@hackage haskell-mpi1.4.0

Distributed parallel programming in Haskell using MPI.

Haskell-mpi, Haskell bindings to the MPI library

How to build

Use "cabal install --extra-include-dirs=/path/to/mpi/headers --extra-lib-dirs=/path/to/mpi/libs" or something similar. Make sure that you have libmpi.a and libmpi.so available.

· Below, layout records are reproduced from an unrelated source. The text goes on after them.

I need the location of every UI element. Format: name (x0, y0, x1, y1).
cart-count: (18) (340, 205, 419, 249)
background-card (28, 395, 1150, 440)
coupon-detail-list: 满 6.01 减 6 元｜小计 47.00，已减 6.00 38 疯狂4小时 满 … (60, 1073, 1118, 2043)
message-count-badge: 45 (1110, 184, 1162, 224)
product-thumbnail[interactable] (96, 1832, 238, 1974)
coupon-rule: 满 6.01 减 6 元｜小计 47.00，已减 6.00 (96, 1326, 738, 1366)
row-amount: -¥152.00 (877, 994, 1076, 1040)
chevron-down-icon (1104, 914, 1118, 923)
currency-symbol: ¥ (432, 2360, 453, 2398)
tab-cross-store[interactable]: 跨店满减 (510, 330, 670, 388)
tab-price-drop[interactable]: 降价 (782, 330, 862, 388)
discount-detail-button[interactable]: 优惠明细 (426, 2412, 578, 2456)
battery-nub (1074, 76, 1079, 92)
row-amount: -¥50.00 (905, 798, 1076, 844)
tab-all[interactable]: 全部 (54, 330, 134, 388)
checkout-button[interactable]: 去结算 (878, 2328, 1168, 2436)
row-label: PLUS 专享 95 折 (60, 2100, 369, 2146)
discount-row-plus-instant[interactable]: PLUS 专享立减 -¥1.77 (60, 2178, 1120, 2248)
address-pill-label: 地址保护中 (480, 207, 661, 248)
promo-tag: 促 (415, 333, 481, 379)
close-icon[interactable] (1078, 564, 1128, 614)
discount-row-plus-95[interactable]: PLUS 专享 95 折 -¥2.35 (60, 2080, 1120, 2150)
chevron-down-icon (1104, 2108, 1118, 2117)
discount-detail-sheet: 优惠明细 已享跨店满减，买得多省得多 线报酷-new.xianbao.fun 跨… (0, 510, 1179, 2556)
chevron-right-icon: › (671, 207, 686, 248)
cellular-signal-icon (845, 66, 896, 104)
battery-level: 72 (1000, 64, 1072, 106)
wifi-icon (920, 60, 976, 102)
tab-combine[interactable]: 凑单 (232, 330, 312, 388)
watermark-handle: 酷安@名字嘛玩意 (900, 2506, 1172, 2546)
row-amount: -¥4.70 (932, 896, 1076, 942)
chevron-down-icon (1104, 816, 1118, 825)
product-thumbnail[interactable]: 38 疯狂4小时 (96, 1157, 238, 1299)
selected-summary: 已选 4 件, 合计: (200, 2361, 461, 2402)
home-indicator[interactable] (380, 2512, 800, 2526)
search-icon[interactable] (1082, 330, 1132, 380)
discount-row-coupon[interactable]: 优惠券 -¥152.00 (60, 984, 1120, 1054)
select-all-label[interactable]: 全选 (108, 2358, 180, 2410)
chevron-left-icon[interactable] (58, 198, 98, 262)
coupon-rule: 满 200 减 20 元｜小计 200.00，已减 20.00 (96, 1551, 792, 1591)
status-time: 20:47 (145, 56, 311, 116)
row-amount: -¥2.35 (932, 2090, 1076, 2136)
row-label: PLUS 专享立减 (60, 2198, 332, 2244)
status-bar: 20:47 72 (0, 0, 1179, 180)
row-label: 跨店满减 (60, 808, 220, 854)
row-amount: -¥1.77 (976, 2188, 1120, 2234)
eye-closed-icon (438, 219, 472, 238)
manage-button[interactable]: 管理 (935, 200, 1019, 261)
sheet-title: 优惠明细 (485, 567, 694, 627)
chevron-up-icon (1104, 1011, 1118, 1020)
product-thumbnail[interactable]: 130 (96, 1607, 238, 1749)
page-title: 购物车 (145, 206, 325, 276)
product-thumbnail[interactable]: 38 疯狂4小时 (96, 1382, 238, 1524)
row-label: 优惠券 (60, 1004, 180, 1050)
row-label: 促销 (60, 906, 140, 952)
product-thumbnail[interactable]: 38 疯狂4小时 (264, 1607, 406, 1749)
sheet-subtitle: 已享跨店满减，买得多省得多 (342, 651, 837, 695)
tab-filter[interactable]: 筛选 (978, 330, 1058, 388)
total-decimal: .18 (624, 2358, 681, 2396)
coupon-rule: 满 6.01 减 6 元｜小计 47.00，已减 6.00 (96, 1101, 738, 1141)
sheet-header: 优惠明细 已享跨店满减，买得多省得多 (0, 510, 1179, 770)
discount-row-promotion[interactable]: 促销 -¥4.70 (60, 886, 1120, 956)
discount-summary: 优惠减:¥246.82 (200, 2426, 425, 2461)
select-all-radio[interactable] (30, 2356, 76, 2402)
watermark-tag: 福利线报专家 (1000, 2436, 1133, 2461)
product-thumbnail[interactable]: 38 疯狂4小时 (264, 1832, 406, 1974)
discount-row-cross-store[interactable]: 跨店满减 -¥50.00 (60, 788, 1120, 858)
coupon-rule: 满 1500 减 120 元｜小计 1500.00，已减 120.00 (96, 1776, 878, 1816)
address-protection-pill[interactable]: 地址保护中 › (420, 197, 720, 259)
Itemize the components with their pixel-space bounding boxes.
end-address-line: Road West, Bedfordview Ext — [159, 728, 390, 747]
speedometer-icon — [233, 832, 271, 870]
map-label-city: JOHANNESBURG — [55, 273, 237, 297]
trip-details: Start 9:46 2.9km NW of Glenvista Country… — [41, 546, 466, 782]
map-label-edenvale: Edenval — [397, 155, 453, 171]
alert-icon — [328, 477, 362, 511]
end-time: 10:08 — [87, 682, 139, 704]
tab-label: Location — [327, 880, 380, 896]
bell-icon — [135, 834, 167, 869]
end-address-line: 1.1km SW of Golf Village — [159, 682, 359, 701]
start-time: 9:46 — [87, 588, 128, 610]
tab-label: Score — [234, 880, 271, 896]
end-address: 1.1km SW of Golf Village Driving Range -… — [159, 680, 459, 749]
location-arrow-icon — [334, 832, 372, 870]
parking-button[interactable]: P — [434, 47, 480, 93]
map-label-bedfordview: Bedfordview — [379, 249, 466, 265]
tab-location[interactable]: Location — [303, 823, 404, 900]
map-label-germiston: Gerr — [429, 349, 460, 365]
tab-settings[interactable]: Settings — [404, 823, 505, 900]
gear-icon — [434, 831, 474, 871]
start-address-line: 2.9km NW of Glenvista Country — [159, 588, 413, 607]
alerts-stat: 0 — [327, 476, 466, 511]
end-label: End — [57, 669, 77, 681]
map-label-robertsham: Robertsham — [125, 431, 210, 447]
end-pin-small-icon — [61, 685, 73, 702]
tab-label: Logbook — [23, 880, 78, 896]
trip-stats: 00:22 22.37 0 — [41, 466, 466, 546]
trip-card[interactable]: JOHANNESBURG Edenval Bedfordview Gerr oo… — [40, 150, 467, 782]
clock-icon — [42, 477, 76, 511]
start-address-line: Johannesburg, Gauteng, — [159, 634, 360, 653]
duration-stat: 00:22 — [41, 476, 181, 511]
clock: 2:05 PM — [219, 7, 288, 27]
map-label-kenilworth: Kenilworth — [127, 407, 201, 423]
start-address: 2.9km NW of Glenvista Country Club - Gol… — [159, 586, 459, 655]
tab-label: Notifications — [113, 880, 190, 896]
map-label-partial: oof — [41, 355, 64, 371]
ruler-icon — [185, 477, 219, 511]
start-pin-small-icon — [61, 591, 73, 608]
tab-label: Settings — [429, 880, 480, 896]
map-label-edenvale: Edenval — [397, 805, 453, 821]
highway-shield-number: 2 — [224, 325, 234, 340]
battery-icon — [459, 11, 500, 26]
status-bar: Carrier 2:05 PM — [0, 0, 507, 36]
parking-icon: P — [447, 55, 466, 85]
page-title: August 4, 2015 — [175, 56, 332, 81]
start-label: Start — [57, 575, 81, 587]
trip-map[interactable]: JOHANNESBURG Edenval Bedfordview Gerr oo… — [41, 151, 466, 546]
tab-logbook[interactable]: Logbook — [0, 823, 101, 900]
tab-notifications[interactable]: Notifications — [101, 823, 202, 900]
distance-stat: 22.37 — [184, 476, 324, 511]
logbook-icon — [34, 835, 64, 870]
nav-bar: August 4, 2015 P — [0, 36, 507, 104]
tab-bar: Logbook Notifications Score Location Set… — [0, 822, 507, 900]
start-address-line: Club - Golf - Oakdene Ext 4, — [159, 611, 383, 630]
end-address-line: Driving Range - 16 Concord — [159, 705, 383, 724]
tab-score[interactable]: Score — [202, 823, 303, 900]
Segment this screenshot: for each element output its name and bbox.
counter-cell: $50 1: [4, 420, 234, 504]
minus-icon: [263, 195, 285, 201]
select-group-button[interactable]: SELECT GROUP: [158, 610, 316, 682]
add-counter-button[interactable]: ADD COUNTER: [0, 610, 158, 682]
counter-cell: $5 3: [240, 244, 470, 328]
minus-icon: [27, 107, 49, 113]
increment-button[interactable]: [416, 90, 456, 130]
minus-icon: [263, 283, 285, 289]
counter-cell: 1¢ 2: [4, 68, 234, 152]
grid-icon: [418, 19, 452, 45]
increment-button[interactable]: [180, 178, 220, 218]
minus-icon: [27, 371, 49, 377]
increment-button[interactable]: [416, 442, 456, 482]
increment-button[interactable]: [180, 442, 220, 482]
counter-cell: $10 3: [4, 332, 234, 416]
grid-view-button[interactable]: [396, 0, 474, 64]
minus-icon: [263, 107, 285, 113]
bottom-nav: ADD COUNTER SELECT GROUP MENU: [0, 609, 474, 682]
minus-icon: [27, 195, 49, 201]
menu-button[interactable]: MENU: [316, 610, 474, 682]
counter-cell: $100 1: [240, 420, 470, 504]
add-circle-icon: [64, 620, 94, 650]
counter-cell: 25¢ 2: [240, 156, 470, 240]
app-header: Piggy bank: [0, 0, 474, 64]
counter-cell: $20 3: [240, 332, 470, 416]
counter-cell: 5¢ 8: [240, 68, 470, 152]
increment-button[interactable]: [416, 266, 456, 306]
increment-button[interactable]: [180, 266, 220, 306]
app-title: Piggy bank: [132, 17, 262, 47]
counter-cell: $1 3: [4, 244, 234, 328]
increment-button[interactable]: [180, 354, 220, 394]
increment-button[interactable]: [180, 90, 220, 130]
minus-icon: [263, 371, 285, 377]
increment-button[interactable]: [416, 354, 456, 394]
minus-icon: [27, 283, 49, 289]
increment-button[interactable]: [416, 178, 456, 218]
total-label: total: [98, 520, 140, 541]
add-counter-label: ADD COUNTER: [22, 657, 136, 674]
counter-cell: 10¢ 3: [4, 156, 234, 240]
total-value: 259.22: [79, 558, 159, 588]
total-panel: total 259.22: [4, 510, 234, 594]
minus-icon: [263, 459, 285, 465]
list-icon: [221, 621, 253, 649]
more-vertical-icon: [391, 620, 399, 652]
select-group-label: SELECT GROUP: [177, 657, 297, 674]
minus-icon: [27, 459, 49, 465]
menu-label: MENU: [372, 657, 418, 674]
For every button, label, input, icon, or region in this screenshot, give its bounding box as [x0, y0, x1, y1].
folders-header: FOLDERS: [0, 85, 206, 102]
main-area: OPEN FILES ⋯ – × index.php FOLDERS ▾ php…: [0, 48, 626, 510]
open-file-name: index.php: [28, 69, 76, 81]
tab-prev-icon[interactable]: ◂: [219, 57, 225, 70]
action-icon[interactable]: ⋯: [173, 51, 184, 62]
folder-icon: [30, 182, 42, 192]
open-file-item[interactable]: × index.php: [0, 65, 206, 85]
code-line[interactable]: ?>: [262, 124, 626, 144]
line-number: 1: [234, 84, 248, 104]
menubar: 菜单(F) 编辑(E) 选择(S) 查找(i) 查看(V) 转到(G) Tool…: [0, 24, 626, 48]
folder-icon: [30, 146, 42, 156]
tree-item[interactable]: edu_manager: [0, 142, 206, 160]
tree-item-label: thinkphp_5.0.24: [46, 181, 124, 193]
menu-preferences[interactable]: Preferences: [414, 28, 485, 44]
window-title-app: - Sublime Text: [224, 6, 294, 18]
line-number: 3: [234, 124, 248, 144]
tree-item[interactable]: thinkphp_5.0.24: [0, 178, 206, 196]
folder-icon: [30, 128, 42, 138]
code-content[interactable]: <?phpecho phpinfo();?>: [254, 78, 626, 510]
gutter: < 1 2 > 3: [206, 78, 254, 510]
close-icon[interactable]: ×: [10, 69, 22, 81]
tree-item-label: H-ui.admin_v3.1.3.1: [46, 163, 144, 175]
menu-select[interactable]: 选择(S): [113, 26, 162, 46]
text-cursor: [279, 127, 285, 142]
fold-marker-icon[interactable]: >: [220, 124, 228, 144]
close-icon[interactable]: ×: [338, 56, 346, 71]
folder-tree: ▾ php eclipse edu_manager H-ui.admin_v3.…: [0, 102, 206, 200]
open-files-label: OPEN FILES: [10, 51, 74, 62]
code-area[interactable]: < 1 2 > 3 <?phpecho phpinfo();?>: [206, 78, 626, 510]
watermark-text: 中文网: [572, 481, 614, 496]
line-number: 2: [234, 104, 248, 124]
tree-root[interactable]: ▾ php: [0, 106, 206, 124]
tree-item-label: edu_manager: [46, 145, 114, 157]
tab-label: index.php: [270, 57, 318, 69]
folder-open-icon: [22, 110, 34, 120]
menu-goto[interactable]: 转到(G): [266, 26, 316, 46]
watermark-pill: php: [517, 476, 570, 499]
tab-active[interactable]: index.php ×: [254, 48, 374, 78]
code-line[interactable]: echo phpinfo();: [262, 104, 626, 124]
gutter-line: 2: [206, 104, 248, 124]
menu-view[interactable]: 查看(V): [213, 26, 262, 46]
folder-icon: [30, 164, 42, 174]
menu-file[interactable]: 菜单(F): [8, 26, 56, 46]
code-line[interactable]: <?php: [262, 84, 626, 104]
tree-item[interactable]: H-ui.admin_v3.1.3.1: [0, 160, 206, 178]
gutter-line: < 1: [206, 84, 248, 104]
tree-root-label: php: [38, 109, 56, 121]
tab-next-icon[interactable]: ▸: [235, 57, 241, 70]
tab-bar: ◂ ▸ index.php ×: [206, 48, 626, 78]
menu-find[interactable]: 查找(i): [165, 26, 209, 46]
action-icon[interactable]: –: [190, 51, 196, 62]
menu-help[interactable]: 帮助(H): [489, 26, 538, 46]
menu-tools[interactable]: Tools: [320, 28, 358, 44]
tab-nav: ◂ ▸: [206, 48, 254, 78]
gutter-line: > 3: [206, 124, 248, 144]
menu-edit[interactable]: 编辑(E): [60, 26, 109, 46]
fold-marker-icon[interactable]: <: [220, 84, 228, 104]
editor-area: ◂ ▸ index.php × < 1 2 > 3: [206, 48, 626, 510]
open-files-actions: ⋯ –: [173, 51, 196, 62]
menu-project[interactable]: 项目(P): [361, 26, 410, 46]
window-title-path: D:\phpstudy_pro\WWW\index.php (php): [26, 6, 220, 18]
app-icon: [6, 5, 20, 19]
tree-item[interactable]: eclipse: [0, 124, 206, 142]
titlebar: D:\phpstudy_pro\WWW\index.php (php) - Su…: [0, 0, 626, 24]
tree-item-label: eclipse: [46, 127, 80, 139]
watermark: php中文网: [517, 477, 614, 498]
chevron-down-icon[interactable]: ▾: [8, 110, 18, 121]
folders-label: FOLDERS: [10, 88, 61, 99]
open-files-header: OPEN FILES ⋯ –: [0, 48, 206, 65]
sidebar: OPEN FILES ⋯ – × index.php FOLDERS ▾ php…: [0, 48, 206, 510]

When building against MPICH 1.4, pass extra flag "-fmpich14"

Testing

Two types of tests are provided:

  1. Unit tests.
  2. Standalone tests.

The unit tests are designed to test the functions exported by the library on an individual basis. The standalone tests are comprised of complete programs - they act as simple integration tests, and may also include regression tests.

How to enable testing

Add "-ftest" to cabal install:

cabal -ftest install

How to run the unit tests

(Assuming you have built haskell-mpi with -ftest, as described above):

Run the program "haskell-mpi-testsuite" using "mpirun" like so:

mpirun -np 2 haskell-mpi-testsuite 1>sender.log 2>receiver.log

Process with rank 0 emits the output to stdout, and every other rank reports to the stderr.

If you are using the PBS batch system to launch jobs, there is a sample job script in test/pbs/ for submitting the test case to the jobs queue.

How to run standalone tests

Standalone test programs can be found in the test/examples directory. You can test the execution of these programs using the shelltestrunner package:

http://hackage.haskell.org/package/shelltestrunner

Make sure you install shelltestrunner first, for example:

cabal install shelltestrunner

To run the tests, issue this command:

shelltest --execdir test/examples/

Bindings-MPI is distributed as open source software under the terms of the BSD License (see the file LICENSE in the top directory).

Author(s): Bernie Pope, Dmitry Astapov. Copyright 2010.

Contact information

Email Bernie Pope:

florbitous gmail com

History

Around the year 2000 Michael Weber released hMPI, a Haskell binding to MPI:

http://www.foldr.org/~michaelw/hmpi/

Development on that code appears to have stopped in about the year 2001. Hal Daumé III picked up the code and got it working with (at the time) a more recent version of GHC:

http://www.umiacs.umd.edu/~hal/software.html

In February 2010 both Michael and Hal reported that they had not worked on the code for a long time, so it was open for new maintainers.

In early 2010 Bernie Pope downloaded the above mentioned versions of hMPI and tried to get them working with a modern GHC.

A few things had changed in Haskell since hMPI was written, which suggested that it might be worth starting the binding from scratch. In particular the FFI had changed in a few ways, the C2HS tool had matured substantially, and good quality serialization libraries had emerged. So while haskell-mpi is highly inspired by hMPI (which was very good code), it is almost entirely a rewrite.

Haskell-mpi got its first main injection of effort during the inaugural AusHac Australian Haskell Hackathon, hosted at UNSW from the 16th to the 18th of July 2010. The end result was a proof of concept.

The next major injection of effort happened when Dmitry Astapov started contributing to the project in August 2010.

Contributions have also been made by:

  • Abhishek Kulkarni: support for MPI-2 intercommunicator client/server functions
  • Andres Löh: bug fixes
  • Ian Ross: updated the code to work with newer C2HS.